Leaving your lights out in the weather has always been a brave, if not foolhardy, gamble; but never more so than when your fixture is crammed full of electronics and small motors. The robotic luminaire is a device just begging to be used in exterior architectural and production applications, but is far too valuable to be left out in the weather like a cheap PAR can. The 90s saw the weatherproof luminaire housing change from being a utilitarian, custom-built structure to a stylish off-the-shelf equipment accessory that has been variously likened to R2D2 or a Dalek, depending on which science fiction culture you grew up with. Built for permanent installations, these dome-topped structures can withstand gales, tsunami, and global warming, but do not lend themselves well to touring shows or short runs.

To meet its need for a portable weatherproof housing for its own hire and production operations, Impact Evenement in Orly, France, developed an inflatable cylinder that packs down into a small, robust case for transport. The intriguingly named Con'dome (or Bub'ble, if you live in the USA), like so many good ideas, is simple, straightforward, and almost blindingly obvious in concept.

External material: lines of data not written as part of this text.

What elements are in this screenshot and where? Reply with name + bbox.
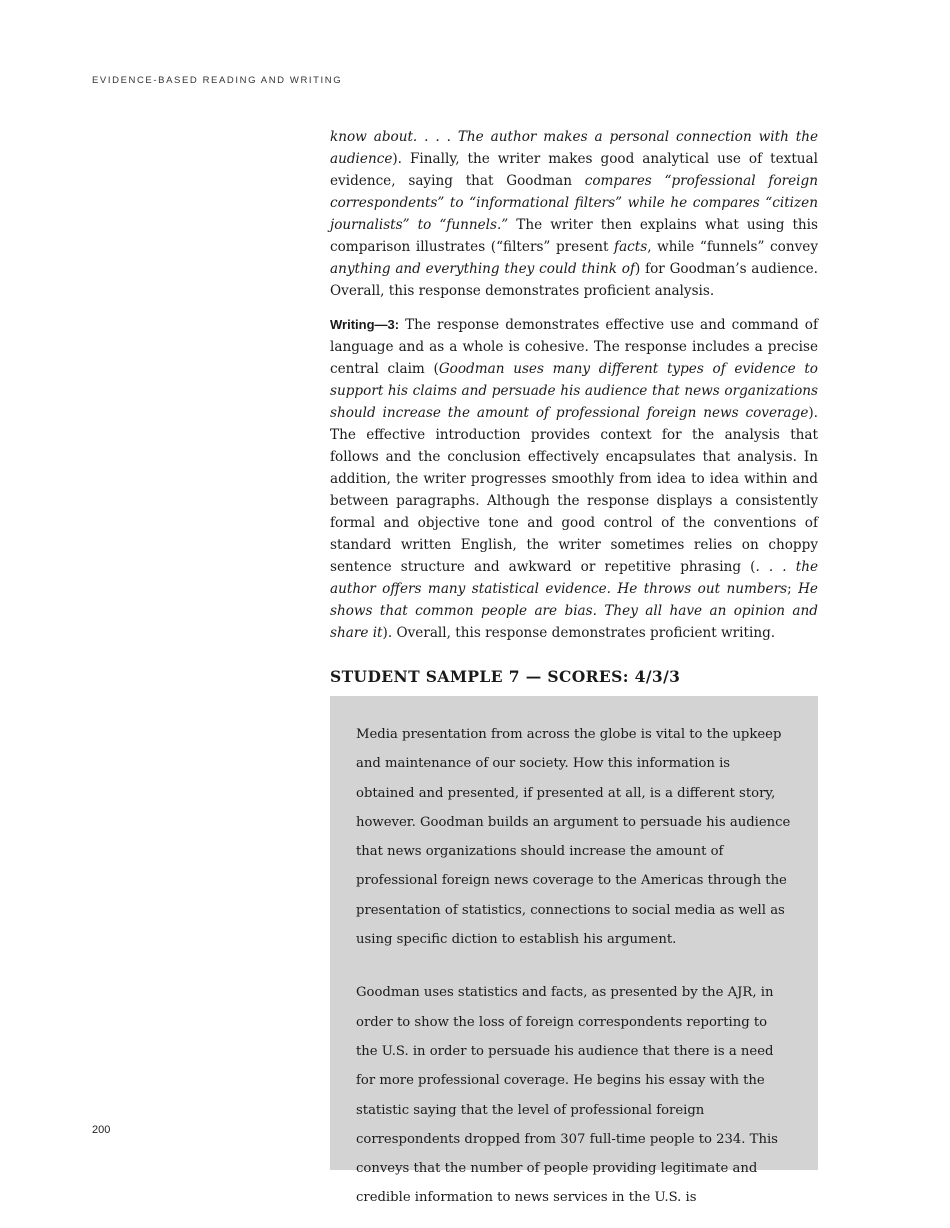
running-head: EVIDENCE-BASED READING AND WRITING: [92, 75, 343, 86]
text-run: ). Finally, the writer makes good analytical use of textual evidence, saying that Goodman: [330, 151, 818, 189]
text-run: The response demonstrates effective use and command of language and as a whole is cohesive. The response includes a precise central claim (: [330, 317, 818, 377]
text-run: anything and everything they could think of: [330, 261, 636, 277]
text-run: ). The effective introduction provides context for the analysis that follows and the conclusion effectively encapsulates that analysis. In addition, the writer progresses smoothly from idea to idea within and between paragraphs. Although the response displays a consistently formal and objective tone and good control of the conventions of standard written English, the writer sometimes relies on choppy sentence structure and awkward or repetitive phrasing (: [330, 405, 818, 575]
text-run: facts: [614, 239, 648, 255]
analysis-paragraph: [330, 126, 818, 302]
text-run: , while “funnels” convey: [647, 239, 819, 255]
text-run: . . . the author offers many statistical evidence. He throws out numbers: [330, 559, 818, 597]
writing-score-label: Writing—3:: [330, 317, 400, 332]
writing-score-text: [330, 317, 818, 641]
text-run: Goodman uses many different types of evidence to support his claims and persuade his audience that news organizations should increase the amount of professional foreign news coverage: [330, 361, 818, 421]
text-run: ;: [787, 581, 799, 597]
text-run: compares “professional foreign correspondents” to “informational filters” while he compares “citizen journalists” to “funnels.”: [330, 173, 818, 233]
text-run: ) for Goodman’s audience. Overall, this response demonstrates proficient analysis.: [330, 261, 818, 299]
page-number: 200: [92, 1124, 111, 1136]
student-sample-box: [330, 696, 818, 1206]
sample-paragraph-2: Goodman uses statistics and facts, as presented by the AJR, in order to show the loss of foreign correspondents reporting to the U.S. in order to persuade his audience that there is a need for more professional coverage. He begins his essay with the statistic saying that the level of professional foreign correspondents dropped from 307 full-time people to 234. This conveys that the number of people providing legitimate and credible information to news services in the U.S. is: [356, 985, 778, 1206]
text-run: ). Overall, this response demonstrates proficient writing.: [382, 625, 776, 641]
text-run: know about. . . . The author makes a personal connection with the audience: [330, 129, 818, 167]
sample-paragraph-1: Media presentation from across the globe is vital to the upkeep and maintenance of our society. How this information is obtained and presented, if presented at all, is a different story, however. Goodman builds an argument to persuade his audience that news organizations should increase the amount of professional foreign news coverage to the Americas through the presentation of statistics, connections to social media as well as using specific diction to establish his argument.: [356, 727, 791, 948]
main-column: [330, 126, 819, 1206]
text-run: He shows that common people are bias. They all have an opinion and share it: [330, 581, 818, 641]
text-run: The writer then explains what using this comparison illustrates (“filters” present: [330, 217, 818, 255]
writing-score-paragraph: [330, 314, 818, 644]
sample-heading: STUDENT SAMPLE 7 — SCORES: 4/3/3: [330, 667, 681, 686]
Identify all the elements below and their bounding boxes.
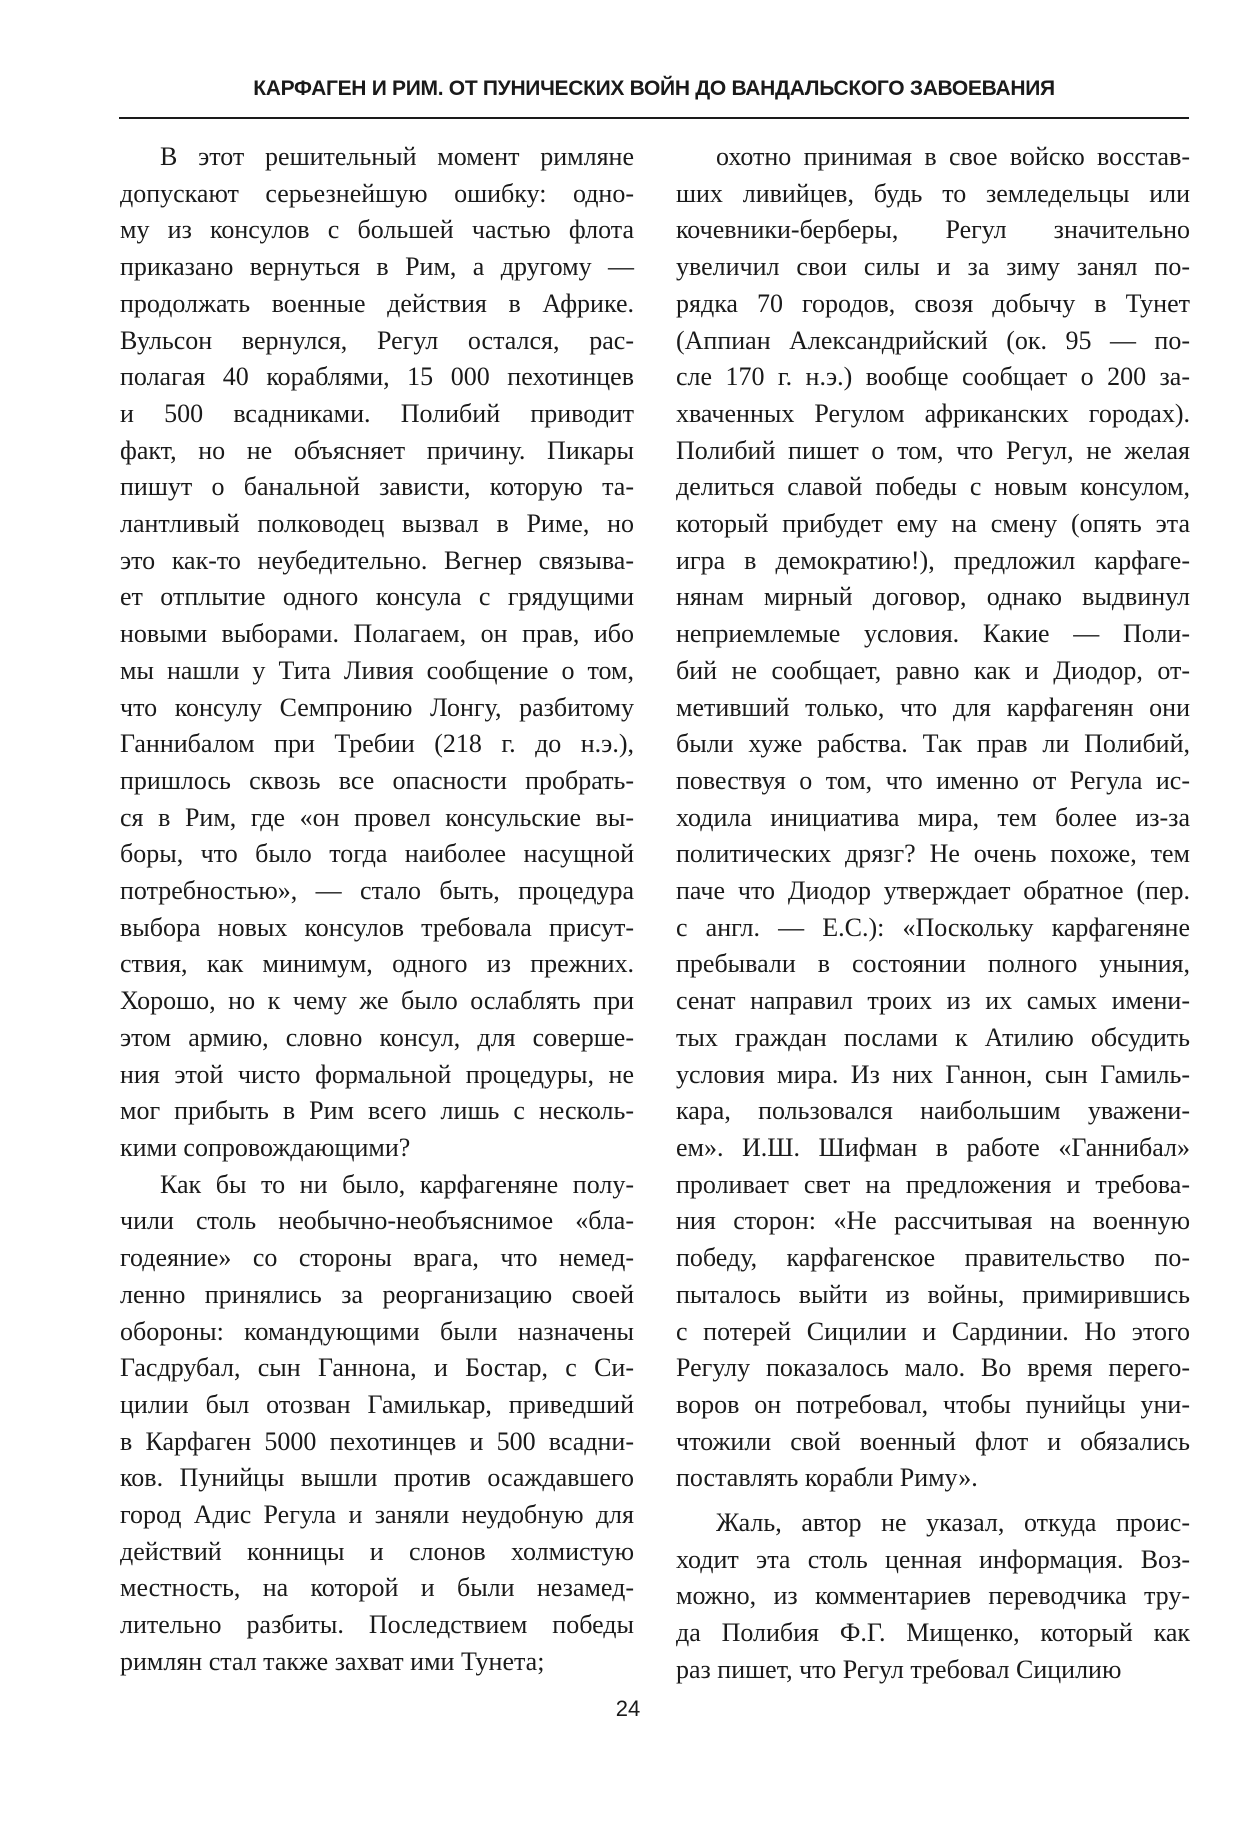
text-line: цилии был отозван Гамилькар, приведший <box>120 1389 634 1419</box>
text-line: мог прибыть в Рим всего лишь с несколь- <box>120 1096 634 1126</box>
header-rule <box>119 117 1189 119</box>
text-line: который прибудет ему на смену (опять эта <box>676 509 1190 539</box>
text-line: мы нашли у Тита Ливия сообщение о том, <box>120 655 634 685</box>
text-line: ния этой чисто формальной процедуры, не <box>120 1059 634 1089</box>
text-line: потребностью», — стало быть, процедура <box>120 876 634 906</box>
text-line: ет отплытие одного консула с грядущими <box>120 582 634 612</box>
right-paragraph-2 <box>676 1505 1190 1689</box>
text-line: Регулу показалось мало. Во время перего- <box>676 1353 1190 1383</box>
text-line: му из консулов с большей частью флота <box>120 215 634 245</box>
text-line: продолжать военные действия в Африке. <box>120 288 634 318</box>
text-line: римлян стал также захват ими Тунета; <box>120 1646 545 1676</box>
text-line: (Аппиан Александрийский (ок. 95 — по- <box>676 325 1190 355</box>
text-line: что консулу Семпронию Лонгу, разбитому <box>120 692 634 722</box>
text-line: хваченных Регулом африканских городах). <box>676 398 1190 428</box>
text-line: обороны: командующими были назначены <box>120 1316 634 1346</box>
text-line: пребывали в состоянии полного уныния, <box>676 949 1190 979</box>
text-line: условия мира. Из них Ганнон, сын Гамиль- <box>676 1059 1190 1089</box>
text-line: Вульсон вернулся, Регул остался, рас- <box>120 325 634 355</box>
text-line: полагая 40 кораблями, 15 000 пехотинцев <box>120 362 634 392</box>
text-line: ков. Пунийцы вышли против осаждавшего <box>120 1463 634 1493</box>
text-line: раз пишет, что Регул требовал Сицилию <box>676 1654 1122 1684</box>
text-line: паче что Диодор утверждает обратное (пер. <box>676 876 1190 906</box>
text-line: ходила инициатива мира, тем более из-за <box>676 802 1190 832</box>
text-line: ствия, как минимум, одного из прежних. <box>120 949 634 979</box>
text-line: местность, на которой и были незамед- <box>120 1573 634 1603</box>
text-line: выбора новых консулов требовала присут- <box>120 912 634 942</box>
text-line: бий не сообщает, равно как и Диодор, от- <box>676 655 1190 685</box>
text-line: сле 170 г. н.э.) вообще сообщает о 200 за- <box>676 362 1190 392</box>
text-line: действий конницы и слонов холмистую <box>120 1536 634 1566</box>
running-title: КАРФАГЕН И РИМ. ОТ ПУНИЧЕСКИХ ВОЙН ДО ВАНДАЛЬСКОГО ЗАВОЕВАНИЯ <box>253 77 1055 100</box>
text-line: это как-то неубедительно. Вегнер связыва- <box>120 545 634 575</box>
text-line: ся в Рим, где «он провел консульские вы- <box>120 802 634 832</box>
text-line: В этот решительный момент римляне <box>160 142 634 171</box>
text-line: пришлось сквозь все опасности пробрать- <box>120 765 634 795</box>
text-line: годеяние» со стороны врага, что немед- <box>120 1243 634 1273</box>
text-line: ния сторон: «Не рассчитывая на военную <box>676 1206 1190 1236</box>
text-line: город Адис Регула и заняли неудобную для <box>120 1500 634 1530</box>
left-paragraph-2 <box>120 1167 634 1681</box>
text-line: охотно принимая в свое войско восстав- <box>716 142 1190 171</box>
text-line: метивший только, что для карфагенян они <box>676 692 1190 722</box>
text-line: поставлять корабли Риму». <box>676 1463 978 1493</box>
text-line: рядка 70 городов, свозя добычу в Тунет <box>676 288 1190 318</box>
text-line: лантливый полководец вызвал в Риме, но <box>120 509 634 539</box>
right-column <box>676 139 1190 1689</box>
text-line: политических дрязг? Не очень похоже, тем <box>676 839 1190 869</box>
text-line: пыталось выйти из войны, примирившись <box>676 1279 1190 1309</box>
text-line: Гасдрубал, сын Ганнона, и Бостар, с Си- <box>120 1353 634 1383</box>
text-line: этом армию, словно консул, для соверше- <box>120 1022 634 1052</box>
text-line: победу, карфагенское правительство по- <box>676 1243 1190 1273</box>
left-paragraph-1 <box>120 139 634 1167</box>
text-line: боры, что было тогда наиболее насущной <box>120 839 634 869</box>
text-line: тых граждан послами к Атилию обсудить <box>676 1022 1190 1052</box>
text-line: воров он потребовал, чтобы пунийцы уни- <box>676 1389 1190 1419</box>
text-line: да Полибия Ф.Г. Мищенко, который как <box>676 1618 1190 1648</box>
text-line: допускают серьезнейшую ошибку: одно- <box>120 178 634 208</box>
text-line: увеличил свои силы и за зиму занял по- <box>676 252 1190 282</box>
text-line: и 500 всадниками. Полибий приводит <box>120 398 634 428</box>
text-line: сенат направил троих из их самых имени- <box>676 986 1190 1016</box>
text-line: новыми выборами. Полагаем, он прав, ибо <box>120 619 634 649</box>
text-line: ходит эта столь ценная информация. Воз- <box>676 1544 1190 1574</box>
text-line: Полибий пишет о том, что Регул, не желая <box>676 435 1190 465</box>
text-line: приказано вернуться в Рим, а другому — <box>120 252 634 282</box>
text-line: ших ливийцев, будь то земледельцы или <box>676 178 1190 208</box>
text-line: Как бы то ни было, карфагеняне полу- <box>160 1169 634 1199</box>
text-line: игра в демократию!), предложил карфаге- <box>676 545 1190 575</box>
text-line: с англ. — Е.С.): «Поскольку карфагеняне <box>676 912 1190 942</box>
text-line: делиться славой победы с новым консулом, <box>676 472 1190 502</box>
text-line: с потерей Сицилии и Сардинии. Но этого <box>676 1316 1190 1346</box>
text-line: Жаль, автор не указал, откуда проис- <box>716 1508 1190 1538</box>
text-line: в Карфаген 5000 пехотинцев и 500 всадни- <box>120 1426 634 1456</box>
text-line: Ганнибалом при Требии (218 г. до н.э.), <box>120 729 634 759</box>
text-line: Хорошо, но к чему же было ослаблять при <box>120 986 634 1016</box>
text-line: можно, из комментариев переводчика тру- <box>676 1581 1190 1611</box>
text-line: кими сопровождающими? <box>120 1132 411 1162</box>
text-line: неприемлемые условия. Какие — Поли- <box>676 619 1190 649</box>
page-number: 24 <box>615 1696 641 1721</box>
text-line: пишут о банальной зависти, которую та- <box>120 472 634 502</box>
paragraph-gap <box>676 1497 1190 1505</box>
text-line: факт, но не объясняет причину. Пикары <box>120 435 634 465</box>
text-line: были хуже рабства. Так прав ли Полибий, <box>676 729 1190 759</box>
text-line: повествуя о том, что именно от Регула ис- <box>676 765 1190 795</box>
text-line: лительно разбиты. Последствием победы <box>120 1610 634 1640</box>
text-line: нянам мирный договор, однако выдвинул <box>676 582 1190 612</box>
text-line: чтожили свой военный флот и обязались <box>676 1426 1190 1456</box>
right-paragraph-1 <box>676 139 1190 1497</box>
text-line: проливает свет на предложения и требова- <box>676 1169 1190 1199</box>
text-line: кара, пользовался наибольшим уважени- <box>676 1096 1190 1126</box>
text-line: чили столь необычно-необъяснимое «бла- <box>120 1206 634 1236</box>
left-column <box>120 139 634 1681</box>
text-line: ем». И.Ш. Шифман в работе «Ганнибал» <box>676 1132 1190 1162</box>
text-line: ленно принялись за реорганизацию своей <box>120 1279 634 1309</box>
text-line: кочевники-берберы, Регул значительно <box>676 215 1190 245</box>
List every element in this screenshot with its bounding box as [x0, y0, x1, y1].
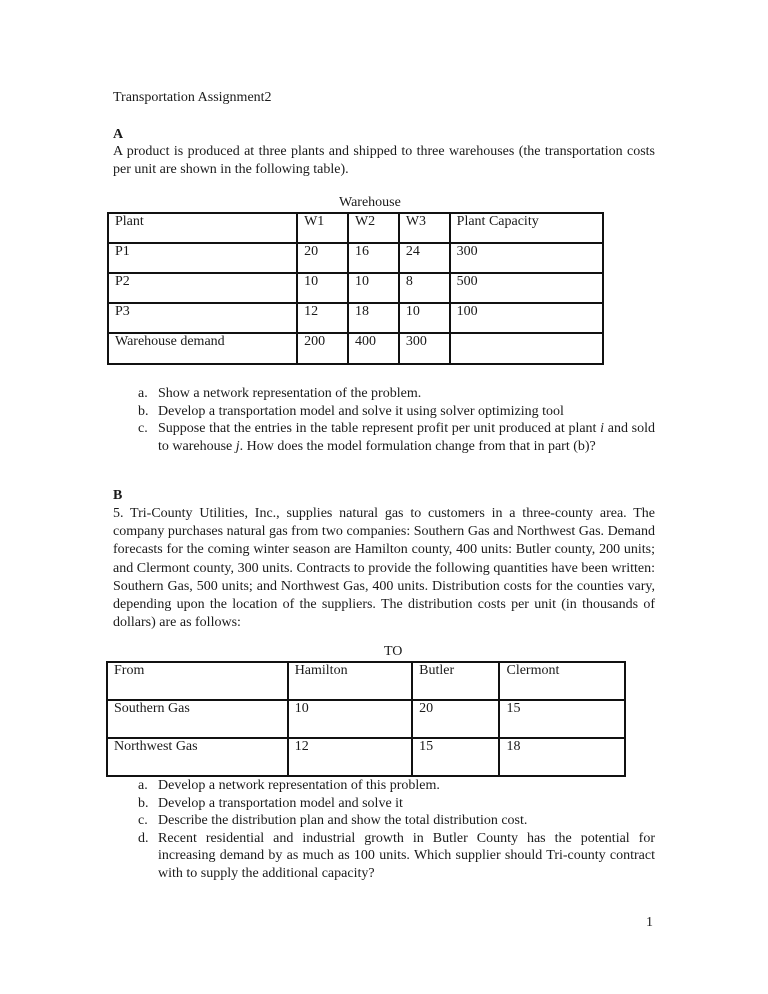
section-a-intro: A product is produced at three plants and shipped to three warehouses (the transportation costs per unit are shown in the following table). — [113, 144, 655, 177]
table-row — [107, 700, 625, 738]
table-header-cell: Clermont — [499, 662, 625, 700]
section-b-heading: B — [113, 488, 123, 503]
table-cell: Southern Gas — [107, 700, 288, 738]
table-row — [108, 303, 603, 333]
section-b-questions — [113, 777, 655, 882]
list-item-text: . How does the model formulation change from that in part (b)? — [239, 438, 596, 454]
table-row — [108, 243, 603, 273]
list-item-text: Develop a transportation model and solve it using solver optimizing tool — [158, 403, 564, 419]
table-row — [108, 333, 603, 364]
table-cell: 15 — [499, 700, 625, 738]
section-a-questions — [113, 385, 655, 455]
list-item-text: Describe the distribution plan and show the total distribution cost. — [158, 813, 528, 828]
table-cell: Warehouse demand — [108, 333, 297, 364]
table-cell: 18 — [348, 303, 399, 333]
list-marker: a. — [138, 386, 148, 401]
table-header-cell: Butler — [412, 662, 499, 700]
table-cell: P2 — [108, 273, 297, 303]
table-row — [108, 273, 603, 303]
table-cell: 10 — [297, 273, 348, 303]
table-header-cell: W1 — [297, 213, 348, 243]
list-marker: c. — [138, 421, 148, 436]
list-item-text: Develop a network representation of this problem. — [158, 778, 440, 793]
table-header-cell: W2 — [348, 213, 399, 243]
list-marker: b. — [138, 403, 149, 419]
table-cell: 100 — [450, 303, 603, 333]
list-item — [113, 812, 655, 830]
page-number: 1 — [646, 915, 653, 930]
table-cell: 12 — [297, 303, 348, 333]
list-marker: a. — [138, 778, 148, 793]
table-header-row — [107, 662, 625, 700]
table-cell: 200 — [297, 333, 348, 364]
list-item-text: Suppose that the entries in the table represent profit per unit produced at plant — [158, 421, 601, 436]
table-cell: 400 — [348, 333, 399, 364]
table-cell: 24 — [399, 243, 450, 273]
table-cell: 10 — [288, 700, 412, 738]
table-cell: 300 — [450, 243, 603, 273]
table-cell: 16 — [348, 243, 399, 273]
table-header-cell: From — [107, 662, 288, 700]
section-b-intro: 5. Tri-County Utilities, Inc., supplies natural gas to customers in a three-county area. The company purchases natural gas from two companies: Southern Gas and Northwest Gas. Demand forecasts for the coming winter season are Hamilton county, 400 units: Butler county, 200 units; and Clermont county, 300 units. Contracts to provide the following quantities have been written: Southern Gas, 500 units; and Northwest Gas, 400 units. Distribution costs for the counties vary, depending upon the location of the suppliers. The distribution costs per unit (in thousands of dollars) are as follows: — [113, 506, 655, 631]
table-header-cell: Hamilton — [288, 662, 412, 700]
list-item-text: Show a network representation of the problem. — [158, 386, 422, 401]
list-marker: c. — [138, 813, 148, 828]
section-b-table-caption: TO — [384, 644, 403, 659]
table-cell: 18 — [499, 738, 625, 776]
table-cell: 12 — [288, 738, 412, 776]
table-row — [107, 738, 625, 776]
variable-j: j — [235, 438, 240, 454]
list-item — [113, 795, 655, 813]
section-a-heading: A — [113, 127, 124, 142]
list-item — [113, 830, 655, 883]
distribution-cost-table — [106, 661, 626, 777]
table-cell: 8 — [399, 273, 450, 303]
list-item-text: Recent residential and industrial growth in Butler County has the potential for increasing demand by as much as 100 units. Which supplier should Tri-county contract with to supply the additional capacity? — [158, 830, 655, 881]
table-cell: 20 — [412, 700, 499, 738]
variable-i: i — [600, 421, 605, 436]
page-title: Transportation Assignment2 — [113, 90, 272, 105]
list-item — [113, 420, 655, 455]
table-cell: 500 — [450, 273, 603, 303]
list-item-text: and sold to warehouse — [158, 421, 656, 454]
list-item-text: Develop a transportation model and solve it — [158, 795, 403, 811]
table-header-cell: W3 — [399, 213, 450, 243]
table-header-cell: Plant — [108, 213, 297, 243]
table-header-row — [108, 213, 603, 243]
table-cell: P3 — [108, 303, 297, 333]
list-item — [113, 403, 655, 421]
table-cell: 300 — [399, 333, 450, 364]
table-cell: 10 — [399, 303, 450, 333]
table-header-cell: Plant Capacity — [450, 213, 603, 243]
table-cell: 10 — [348, 273, 399, 303]
section-a-table-caption: Warehouse — [339, 195, 401, 210]
list-marker: b. — [138, 795, 149, 811]
table-cell: 15 — [412, 738, 499, 776]
table-cell: 20 — [297, 243, 348, 273]
table-cell: Northwest Gas — [107, 738, 288, 776]
table-cell: P1 — [108, 243, 297, 273]
list-item — [113, 385, 655, 403]
list-marker: d. — [138, 830, 149, 846]
plant-warehouse-table — [107, 212, 604, 365]
table-cell — [450, 333, 603, 364]
list-item — [113, 777, 655, 795]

A soft, transparent plastic cylinder is kept inflated by air pressure from an impeller fan in the base. Two small holes in the top of the sleeve allow a controlled amount of air to escape, thereby providing sufficient ventilation to house a 4kW luminaire without overheating. The positive pressure in the cylinder prevents water leaking in through the vent holes or any minor punctures that the cylinder may sustain. The Standard model has a cut-out relay to shut down the power to the enclosed luminaire should the fan fail, while the budget Eco model lacks this feature. The interchangeable sleeve is constructed from UV-stabilized plastic, with an estimated life of 3,700 hours in sunlight (approximately one year of daily exposure) before visible deterioration occurs. The 18 units that spent most of last summer in Australia's blazing sun, perched atop the Sydney Opera House (below), appear none the worse for the experience.

The original Con'dome had a molded black ABS plastic base 700mm (27.5") in diameter which could be fitted with cylinders 400mm (16"), 600mm (2'), 1m (3'4"), 1.2m (4'), 1.4m (4'7"), or 1.6m (5'3") high, and could support a weight up to 100kg (220lb). When not in use, the whole unit is only 270mm (10.6") high and weighs just 15kg (33lb).

Recently, Impact Evenement developed a version that is built into a conventional wheeled road case a mere 365mm (14.3") high, including castors. Known as the Flight'dome, this model is available in base diameters of 500mm (19.6"), 700mm (27.5"), and 900mm (35.4"), and the full range of heights from 400mm to 1.6m. These cover the majority of moving-mirror luminaires and many moving-head robotics now in use, and word is that new models to accommodate larger fixtures are under development.

Applications for the Con'dome/ Bub'ble are not limited to luminaires. Cameras, projectors, video monitors, and speakers have been housed. If only they made a model large enough to hold the lighting console and operator. Now that would be useful.